Let $f$ be a continuous function on $\mathbb R$ and define $$G(x) = \int _0 ^{\sin x}f(t)dt$$ for $x \in \mathbb R$. Show that $G$ is differentiable on $\mathbb R$ and calculate its derivative.

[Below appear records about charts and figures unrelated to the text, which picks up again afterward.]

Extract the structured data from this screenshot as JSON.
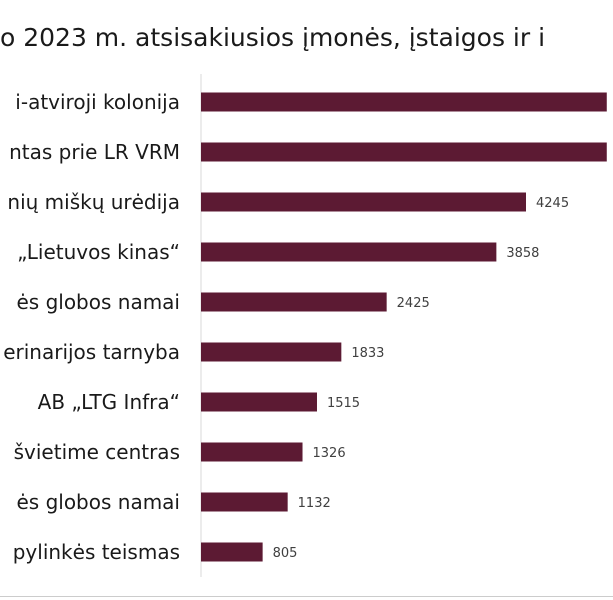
{
  "chart_data": {
    "type": "bar",
    "orientation": "horizontal",
    "title": "o 2023 m. atsisakiusios įmonės, įstaigos ir i",
    "categories": [
      "i-atviroji kolonija",
      "ntas prie LR VRM",
      "nių miškų urėdija",
      "„Lietuvos kinas“",
      "ės globos namai",
      "erinarijos tarnyba",
      "AB „LTG Infra“",
      "švietime centras",
      "ės globos namai",
      "pylinkės teismas"
    ],
    "values": [
      5300,
      5300,
      4245,
      3858,
      2425,
      1833,
      1515,
      1326,
      1132,
      805
    ],
    "value_labels": [
      "",
      "",
      "4245",
      "3858",
      "2425",
      "1833",
      "1515",
      "1326",
      "1132",
      "805"
    ],
    "xlim": [
      0,
      5400
    ],
    "bar_color": "#5c1a33",
    "grid": false,
    "legend": "none"
  }
}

Attempt: Let $h >0$. Then, $$\frac {G(x+h) - G(x)}{h} = \frac {\int_{\sin(x)}^{\sin(x+h)}f(t) dt}{h}.$$
Let $c,t \in \mathbb R$. Then, $\forall\varepsilon, \exists\delta>0$ s.t. if $|t-c|<\delta, |f(t)-f(c)|<\varepsilon.$ This implies that $f(c) - \varepsilon < f(t) < f(c) + \varepsilon.$
Take integral on each side and divide by $h$. Then, we have $$\frac{\int_{\sin (x)}^{\sin(x+h)}(f(c)-\varepsilon) dt}{h} \le \frac{\int_{\sin (x)}^{\sin(x+h)}f(t)dt}{h} \le \frac{\int_{\sin (x)}^{\sin(x+h)}(f(c)+\varepsilon)dt}{h}.$$
This implies : $(\sin(x+h)-\sin(x))(f(c) -\varepsilon)/h \le \frac{\int_{\sin (x)}^{\sin(x+h)}f(t)dt}{h}\le (\sin(x+h)-\sin(x))(f(c) +\varepsilon)/h.$
I am stuck here. I was planning to show $|\frac{\int_{\sin (x)}^{\sin(x+h)}f(t)dt}{h}- \cdot| < \varepsilon.$ But, I don't know what to do here. Could you give some help?
If $F(x)=\int_0^xf(t)\,\mathrm dt$, then $G(x)=F\bigl(\sin(x)\bigr)$. Now, use the chain rule and the fundamental theorem of Calculus.